I am surprised at how often I meet people who turn their noses up at the mention of parenting books. I can never quite understand why, or what their objections are. It seems to be based on an assumption that parenting books will lay out a set of rules that are impossible to follow, or that are wrong, or will put more pressure on you as a parent.
Yet reading parenting books has been life-changing for me, not to mention my child.
Let’s just clear one thing up: Gina Ford, since hers is usually the name mentioned to me by people objecting to parenting books generally, is not the only parenting author in existence, and not all books follow her approach. And by approach I don’t just mean the parenting methods themselves, but the idea that a book can give you a blanket set of rules to follow, with which one must succeed or fail.
Alfie Kohn puts this well in his book (which I would highly recommend), “Unconditional Parenting“;
“What follows will not be a step-by-step recipe for How to Raise Good Kids……. Very specific suggestions (“When your child says x, you should stand at location y and use z tone of voice to utter the following sentence…”) are disrespectful to parent and kids alike. Raising children is not like assembling a home theater system or preparing a casserole, such that you need only follow an expert’s instructions to the letter. No one-size-fits-all formula can possibly work for every family, nor can it anticipate an infinite number of situations. Indeed, books that claim to offer such formulas, while eagerly sought by moms and dads desperate for a miracle cure, usually do more harm than good.”
I think the assumption that all parenting books are indeed like the ones Kohn describes here has caused many parents to boycott them altogether. But in doing so we miss out on the one thing that can really make us better parents – knowledge. And books provide knowledge. Without knowledge, how can we make informed decisions? Parenting is the most important job we’ll ever do. Shouldn’t we read up a bit so we have some idea of what the heck we’re doing?
There are a lot of books out there, and some conflicting advice, I know. But I think it’s easy enough, once you get started, to become a discerning reader and separate the wheat from the chaff. I start by looking at who the author is, where they’re from, what they do, what they have studied. It gets pretty easy to read between the lines. Does the book give any insight into child development and psychology, or is the emphasis on quick fix solutions for parents? Is the book’s information backed up by any reference to research, evidence or studies, or the work of a particular psychologist? (here’s another hint about Gina Ford – she doesn’t measure up too well in any of these departments).

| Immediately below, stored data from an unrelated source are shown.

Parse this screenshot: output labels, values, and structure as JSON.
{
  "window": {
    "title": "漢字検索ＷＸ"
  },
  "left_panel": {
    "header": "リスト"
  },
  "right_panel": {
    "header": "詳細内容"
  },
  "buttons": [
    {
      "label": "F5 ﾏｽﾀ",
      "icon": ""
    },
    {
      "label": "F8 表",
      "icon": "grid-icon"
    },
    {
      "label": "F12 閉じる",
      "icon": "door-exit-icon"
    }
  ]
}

But why all this information, complicating things? Why not just follow our instincts?
What do we really mean by ‘instincts’? Some of our natural instincts can get us a long way as parents – responding to our baby’s cries, for example. But the thing is, we basically learn to parent from our own parents, so many of our ‘instincts’ are in fact merely behaviours and responses that we have learnt from them, that were hard-wired into us when we were children ourselves.
Now, we might think our parents did a great job. This may be so, but it’s a great assumption to think there’s nothing more to learn, nothing to improve on. That nothing more is known now that wasn’t known back then.
When my child cries and screams and makes a fuss about something I think is trivial, my instinct is to tell him to shut up and stop making such a silly noise or else. Yet reading has informed me that this is not a good response for many reasons.
When my child ‘misbehaves’ my instinct is to punish him. Yet reading has informed me that punishment is a bad idea.
These instinctive responses are so deeply ingrained in me from my childhood, I feel I’ve spent much of my parenting life fighting against them, holding my tongue when the words my mother used to say to me pop into my head. It’s very hard to change these in-built responses and without the knowledge I have gained from reading I would never even have known I needed to make changes, let alone how to make them. Parenting responses can actually be rather counter-intuitive, and a little knowledge about children and what might be going on in their heads is kind of necessary. Relying solely on our instincts is a bad idea.
Why be content to just carry on doing what our parents and grandparents did before us? To keep passing old methods down from one generation to the next? As with anything in life, how can we ever acquire new knowledge and improve things without paying attention to research, new information, new insights?
Perhaps our society wouldn’t be so stuck in the old conventional methods if more of us would read some of the many excellent parenting books available. There’s a wealth of information and knowledge out there. To ignore it is to bury our heads in the sand, to short-change our children, and to miss out on the one opportunity we have to be the best parents we can be.
I can tell you why. It is the ideology that is promoted by most “experts” on the topic. Your comment, “Yet reading has informed me that punishment is a bad idea.” is a PERFECT example of this. children REQUIRE discipline. there have got to be consequences, or they will never learn that life has them. I agree that a lot of the disciplinary tactics of the past are NOT the way to go. Trust me, I have to choke back the nonsense I heard as a child too, but our society has gone so far in the other direction that children are becoming incapable of handling life.
I agree that children need discipline. It is interesting that you use the words discipline and punishment as if they mean the same thing. (they don’t)
It is also interesting and quite ironic that you find my comments a perfect example of someone who has been reading books by “experts” which you put in inverted commas as if to imply that they are not experts at all. I wonder if you consider yourself an expert in contrast, since you have written a parenting book yourself.